This is some hack I put together for myself but I think it could be useful if adopted by Firefox.
I keep my bookmarks in an XML file.
The reason for using a file (as opposed to the browser’s built-in system) is because I share those bookmarks between 5 browsers spread over 4 computers. I also keep the file in CVS for syncing between the different PCs.
The reason I store them in XML format is so I can separate the presentation from the data.

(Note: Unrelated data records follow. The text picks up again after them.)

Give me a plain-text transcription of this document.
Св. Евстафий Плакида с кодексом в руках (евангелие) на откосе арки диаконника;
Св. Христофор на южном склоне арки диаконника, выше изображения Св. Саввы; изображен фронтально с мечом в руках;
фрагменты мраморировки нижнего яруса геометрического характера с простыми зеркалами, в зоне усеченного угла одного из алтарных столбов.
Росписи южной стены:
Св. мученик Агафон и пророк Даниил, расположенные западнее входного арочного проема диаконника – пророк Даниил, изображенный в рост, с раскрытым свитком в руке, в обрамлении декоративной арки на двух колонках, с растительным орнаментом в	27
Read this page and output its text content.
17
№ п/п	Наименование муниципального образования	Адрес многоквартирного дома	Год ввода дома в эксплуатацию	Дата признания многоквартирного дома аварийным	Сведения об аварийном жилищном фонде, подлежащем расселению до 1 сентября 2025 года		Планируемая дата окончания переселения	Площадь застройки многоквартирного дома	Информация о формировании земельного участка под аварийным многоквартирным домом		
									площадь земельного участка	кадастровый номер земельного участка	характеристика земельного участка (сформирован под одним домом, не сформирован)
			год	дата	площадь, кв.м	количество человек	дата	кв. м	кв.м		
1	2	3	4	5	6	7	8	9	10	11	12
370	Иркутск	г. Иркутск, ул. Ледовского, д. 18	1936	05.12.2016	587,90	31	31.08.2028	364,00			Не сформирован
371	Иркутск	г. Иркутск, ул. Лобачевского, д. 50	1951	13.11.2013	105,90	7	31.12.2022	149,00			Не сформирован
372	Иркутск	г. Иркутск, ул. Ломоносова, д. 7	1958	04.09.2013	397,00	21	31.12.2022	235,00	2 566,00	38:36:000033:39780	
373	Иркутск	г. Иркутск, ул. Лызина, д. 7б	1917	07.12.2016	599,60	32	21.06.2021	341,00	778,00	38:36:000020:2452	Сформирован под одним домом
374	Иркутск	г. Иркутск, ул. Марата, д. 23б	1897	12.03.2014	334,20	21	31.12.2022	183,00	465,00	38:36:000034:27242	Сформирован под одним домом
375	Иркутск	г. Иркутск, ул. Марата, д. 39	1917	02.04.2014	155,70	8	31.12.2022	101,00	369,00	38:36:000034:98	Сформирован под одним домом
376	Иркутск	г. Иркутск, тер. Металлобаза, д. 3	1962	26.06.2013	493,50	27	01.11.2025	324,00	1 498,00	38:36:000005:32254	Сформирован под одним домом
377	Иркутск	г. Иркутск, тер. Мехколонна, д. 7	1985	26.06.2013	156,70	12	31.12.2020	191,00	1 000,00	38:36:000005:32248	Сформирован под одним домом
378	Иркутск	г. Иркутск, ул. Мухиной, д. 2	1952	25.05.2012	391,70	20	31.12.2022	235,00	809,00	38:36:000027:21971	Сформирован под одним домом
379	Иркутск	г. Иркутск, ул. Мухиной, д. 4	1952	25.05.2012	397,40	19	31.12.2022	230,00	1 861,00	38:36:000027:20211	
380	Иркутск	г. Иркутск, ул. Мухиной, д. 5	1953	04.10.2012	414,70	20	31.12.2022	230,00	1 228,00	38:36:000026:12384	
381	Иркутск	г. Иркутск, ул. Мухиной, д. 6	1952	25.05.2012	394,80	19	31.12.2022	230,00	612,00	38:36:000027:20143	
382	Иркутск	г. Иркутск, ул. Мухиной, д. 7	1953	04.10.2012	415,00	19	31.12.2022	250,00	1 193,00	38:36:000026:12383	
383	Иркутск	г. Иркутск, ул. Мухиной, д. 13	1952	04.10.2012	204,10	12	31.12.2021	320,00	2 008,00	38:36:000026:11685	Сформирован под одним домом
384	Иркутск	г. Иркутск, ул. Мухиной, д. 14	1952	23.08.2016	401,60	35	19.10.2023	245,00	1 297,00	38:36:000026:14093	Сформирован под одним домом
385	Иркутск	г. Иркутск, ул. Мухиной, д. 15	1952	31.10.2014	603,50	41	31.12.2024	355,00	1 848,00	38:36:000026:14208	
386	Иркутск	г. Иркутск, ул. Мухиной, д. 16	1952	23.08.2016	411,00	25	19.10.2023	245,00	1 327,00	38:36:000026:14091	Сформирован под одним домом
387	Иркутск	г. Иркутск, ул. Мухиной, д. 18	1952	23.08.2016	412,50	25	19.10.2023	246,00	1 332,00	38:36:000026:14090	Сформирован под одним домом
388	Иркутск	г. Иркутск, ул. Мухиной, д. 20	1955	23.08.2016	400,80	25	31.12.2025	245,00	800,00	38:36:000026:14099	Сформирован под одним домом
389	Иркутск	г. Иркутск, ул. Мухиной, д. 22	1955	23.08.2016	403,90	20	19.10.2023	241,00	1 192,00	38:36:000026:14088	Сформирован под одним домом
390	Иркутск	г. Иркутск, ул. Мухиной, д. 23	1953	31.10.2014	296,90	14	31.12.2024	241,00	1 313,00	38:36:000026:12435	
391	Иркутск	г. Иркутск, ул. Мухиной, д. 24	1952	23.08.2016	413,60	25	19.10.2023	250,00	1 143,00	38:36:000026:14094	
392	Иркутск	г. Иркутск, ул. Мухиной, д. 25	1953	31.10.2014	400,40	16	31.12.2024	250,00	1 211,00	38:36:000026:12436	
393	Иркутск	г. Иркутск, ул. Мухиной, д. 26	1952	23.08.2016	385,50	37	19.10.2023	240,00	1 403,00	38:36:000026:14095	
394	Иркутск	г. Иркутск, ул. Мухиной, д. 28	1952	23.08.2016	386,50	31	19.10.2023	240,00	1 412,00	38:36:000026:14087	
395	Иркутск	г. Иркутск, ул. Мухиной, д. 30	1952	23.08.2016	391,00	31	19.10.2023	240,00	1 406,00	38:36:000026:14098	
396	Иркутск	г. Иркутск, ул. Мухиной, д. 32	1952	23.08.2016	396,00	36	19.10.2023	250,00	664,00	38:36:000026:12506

I generate HTML from it using XSLT (IE and Firefox do this automatically).
One of the nice things about this is that I can generate a table of contents for the categories (it’s a long file, so these link to each section).
Recently I added to this by adding a “favourite” attribute to my more commonly used bookmarks then tweaking my XSLT to pick out all the favourites and put them all at the top of the page.
So far, so good.
It then occured to me that I could generate an RSS feed (again using XSLT) from my favourites and have that as a live bookmark in Firefox.
This is great, now all the pages I access frequently are in a drop-down list in my toolbar, and all I have to do to update them is add/remove favourite attributes from my XML file (ahem, then regenerate the RSS feed – but that’s now scheduled automatically).
This works great for me – but is obviously too clunky and downright byzantine for your average Joe.
But what if Firefox could do this automatically?
It would have to allow you to flag a bookmark as a “favourite” then it could internally generate an RSS feed for it – heck, it could even track which bookmarks you access and do it from that.
This may even be do-able as a Firefox extension.
Or is it only geeks like me that think this would be useful?